La mafia, giuridicamente chiamata “organizzazione a stampo mafioso”.
Ma quella di Roma non è quella criminalità che possiamo identificare come Mafia, quella che combattevano Falcone e Borsellino.
La criminalità romana gioca su tanti altri aspetti oltre che il terrore e la paura; gioca molto sull’animo “innocente” di quelli che possono essere ragazzi di 16/28 anni, sono i soldi cosiddetti “facili” sono i “ piazzami la robba e ti pago”, entri nel giro, piazzi la prima volta, la seconda, la terza, dalla quarta c’é poi chi ti dice “provala una volta sola non fa niente”.
Arriva la seconda volta “e pensi non sono dipendente smetto quando voglio”.. poi la terza, la quarta, la quinta, fino a diventare tossicodipendente; e da tossico non tutti hanno il coraggio di starti dietro, non tutti hanno la forza di vederti morire per mano tua, e allora arriva la comunità, il metadone, e…forse..esci pulito.
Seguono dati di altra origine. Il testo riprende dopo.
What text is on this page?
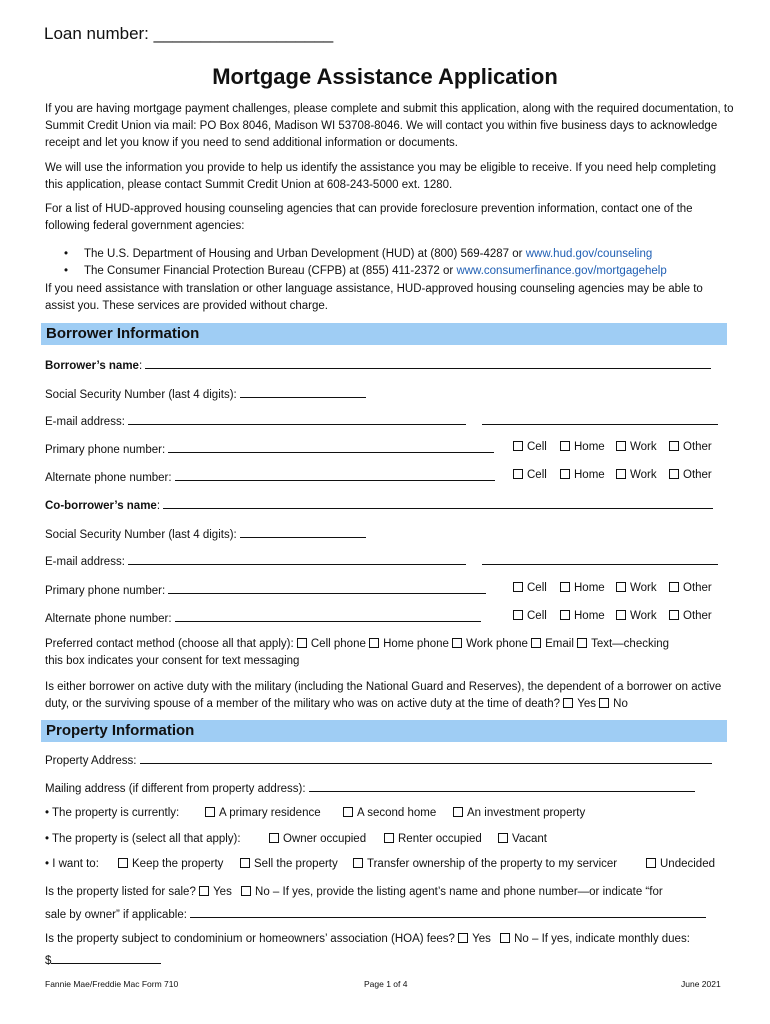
Loan number: ___________________
Mortgage Assistance Application
If you are having mortgage payment challenges, please complete and submit this application, along with the required documentation, to Summit Credit Union via mail: PO Box 8046, Madison WI 53708-8046. We will contact you within five business days to acknowledge receipt and let you know if you need to send additional information or documents.
We will use the information you provide to help us identify the assistance you may be eligible to receive. If you need help completing this application, please contact Summit Credit Union at 608-243-5000 ext. 1280.
For a list of HUD-approved housing counseling agencies that can provide foreclosure prevention information, contact one of the following federal government agencies:
• The U.S. Department of Housing and Urban Development (HUD) at (800) 569-4287 or www.hud.gov/counseling
• The Consumer Financial Protection Bureau (CFPB) at (855) 411-2372 or www.consumerfinance.gov/mortgagehelp
If you need assistance with translation or other language assistance, HUD-approved housing counseling agencies may be able to assist you. These services are provided without charge.
Borrower Information
Borrower’s name:
Social Security Number (last 4 digits):
E-mail address:
Primary phone number:	Cell	Home	Work	Other
Alternate phone number:	Cell	Home	Work	Other
Co-borrower’s name:
Social Security Number (last 4 digits):
E-mail address:
Primary phone number:	Cell	Home	Work	Other
Alternate phone number:	Cell	Home	Work	Other
Preferred contact method (choose all that apply): Cell phone Home phone Work phone Email Text—checking
this box indicates your consent for text messaging
Is either borrower on active duty with the military (including the National Guard and Reserves), the dependent of a borrower on active duty, or the surviving spouse of a member of the military who was on active duty at the time of death? Yes No
Property Information
Property Address:
Mailing address (if different from property address):
• The property is currently:	A primary residence	A second home	An investment property
• The property is (select all that apply):	Owner occupied	Renter occupied	Vacant
• I want to:	Keep the property	Sell the property	Transfer ownership of the property to my servicer	Undecided
Is the property listed for sale? Yes No – If yes, provide the listing agent’s name and phone number—or indicate “for
sale by owner” if applicable:
Is the property subject to condominium or homeowners’ association (HOA) fees? Yes No – If yes, indicate monthly dues:
$
Fannie Mae/Freddie Mac Form 710	Page 1 of 4	June 2021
Ricordate il caso Cucchi? Tossicodipendente pulito, uscito da poco dalla comunità,arrestato, pestato perché era solo un “tossico”.
O ancora basti pensare al caso Sacchi, morto per colpo da arma da fuoco, a fondo delle indagini, di mezzo c’era quella polverina bianca, quella sostanza che la vita te la rovina, ti fa vivere con l’illusione che lei ti stia salvando fino a quando arrivi a toccare il fondo.